The National Hockey League appears headed for a lockout, with the current labor accord set to expire tonight and no formal talks planned between owners and players.
It would be the second time in the past seven seasons that owners locked out players following the expiration of a collective bargaining agreement. The previous lockout resulted in the loss of the entire 2004-05 season and the first year since 1919 that the Stanley Cup wasn’t awarded.
The NHL and its Players’ Association last met on Sept. 12, when both sides rejected fresh proposals. Those talks were followed by separate meetings in New York, after which league Commissioner Gary Bettman and union Executive Director Donald Fehr criticized the other side for impeding progress.
“If you are dedicated to the negotiating process, you can move this along quickly,” Bettman told reporters on Sept. 13. “If for whatever reason you’re not interested in making a deal, you drag it out.”
Fehr questioned whether or not the owners’ approach was “reasonably calculated to lead to an agreement as opposed to a dispute.”

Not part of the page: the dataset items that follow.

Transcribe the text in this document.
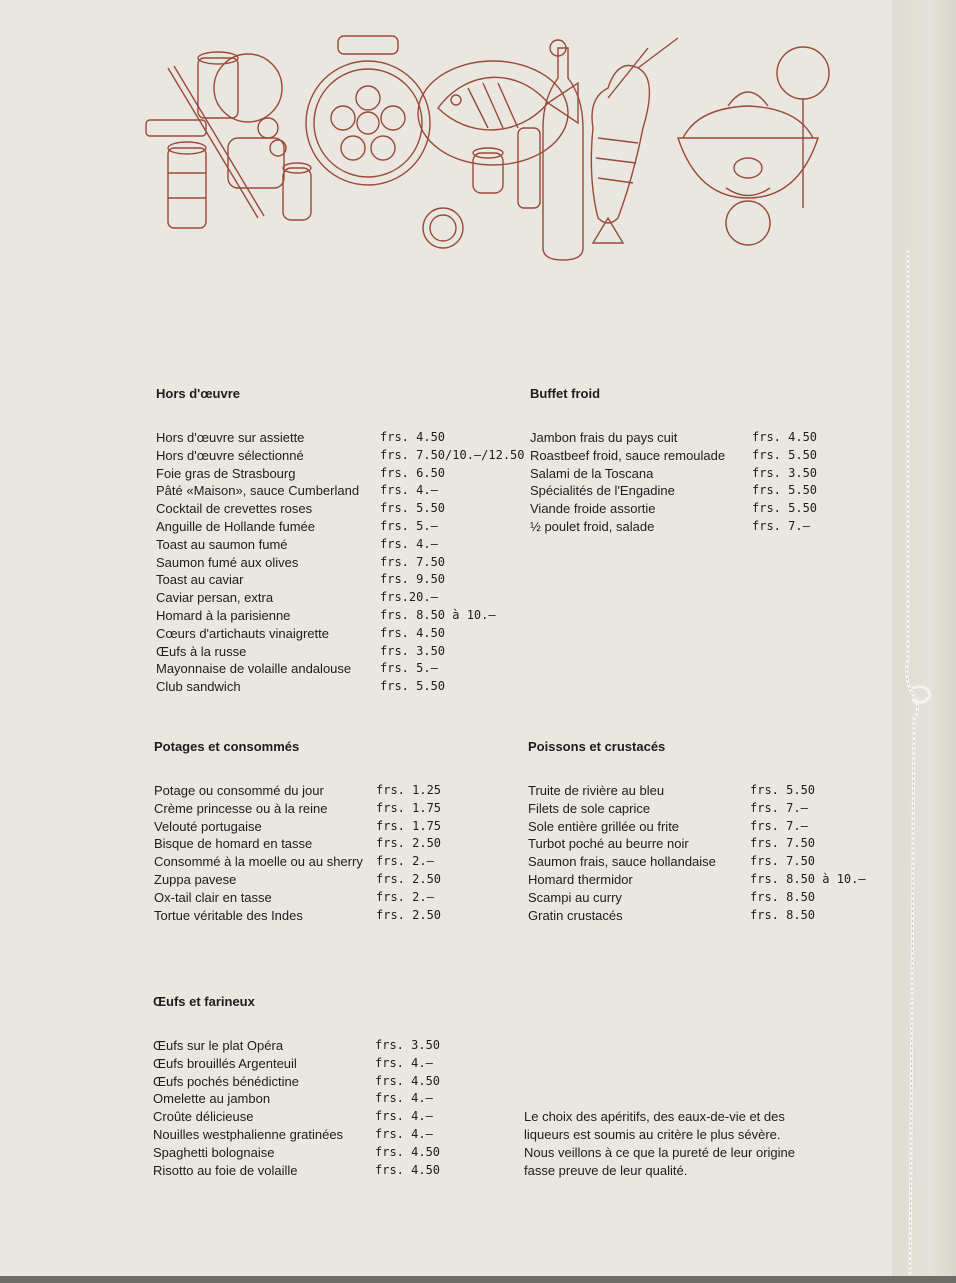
Hors d'œuvre
Hors d'œuvre sur assiette	frs. 4.50
Hors d'œuvre sélectionné	frs. 7.50/10.–/12.50
Foie gras de Strasbourg	frs. 6.50
Pâté «Maison», sauce Cumberland frs. 4.—
Cocktail de crevettes roses	frs. 5.50
Anguille de Hollande fumée	frs. 5.—
Toast au saumon fumé	frs. 4.—
Saumon fumé aux olives	frs. 7.50
Toast au caviar	frs. 9.50
Caviar persan, extra	frs.20.—
Homard à la parisienne	frs. 8.50 à 10.—
Cœurs d'artichauts vinaigrette	frs. 4.50
Œufs à la russe	frs. 3.50
Mayonnaise de volaille andalouse frs. 5.—
Club sandwich	frs. 5.50
Buffet froid
Jambon frais du pays cuit	frs. 4.50
Roastbeef froid, sauce remoulade frs. 5.50
Salami de la Toscana	frs. 3.50
Spécialités de l'Engadine	frs. 5.50
Viande froide assortie	frs. 5.50
½ poulet froid, salade	frs. 7.—
Potages et consommés
Potage ou consommé du jour	frs. 1.25
Crème princesse ou à la reine	frs. 1.75
Velouté portugaise	frs. 1.75
Bisque de homard en tasse	frs. 2.50
Consommé à la moelle ou au sherry frs. 2.—
Zuppa pavese	frs. 2.50
Ox-tail clair en tasse	frs. 2.—
Tortue véritable des Indes	frs. 2.50
Poissons et crustacés
Truite de rivière au bleu	frs. 5.50
Filets de sole caprice	frs. 7.—
Sole entière grillée ou frite	frs. 7.—
Turbot poché au beurre noir	frs. 7.50
Saumon frais, sauce hollandaise	frs. 7.50
Homard thermidor	frs. 8.50 à 10.—
Scampi au curry	frs. 8.50
Gratin crustacés	frs. 8.50
Œufs et farineux
Œufs sur le plat Opéra	frs. 3.50
Œufs brouillés Argenteuil	frs. 4.—
Œufs pochés bénédictine	frs. 4.50
Omelette au jambon	frs. 4.—
Croûte délicieuse	frs. 4.—
Nouilles westphalienne gratinées	frs. 4.—
Spaghetti bolognaise	frs. 4.50
Risotto au foie de volaille	frs. 4.50
Le choix des apéritifs, des eaux-de-vie et des
liqueurs est soumis au critère le plus sévère.
Nous veillons à ce que la pureté de leur origine
fasse preuve de leur qualité.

There’s no legal requirement for a lockout in the absence of a new agreement, because the sides can continue to operate under the old accord while negotiations proceed. The players have said they’re willing to compete while talks continue.
Negotiations, which began during the offseason, have focused mainly on player compensation and revenue sharing.
Under the current agreement, the players receive 57 percent of hockey-related revenue. The NHL’s most recent proposal was a gradual reduction to 47 percent; under the union’s latest offer, should league revenue grow at the same rate as in the past 10 years, the players’ share would fluctuate and remain above 52 percent.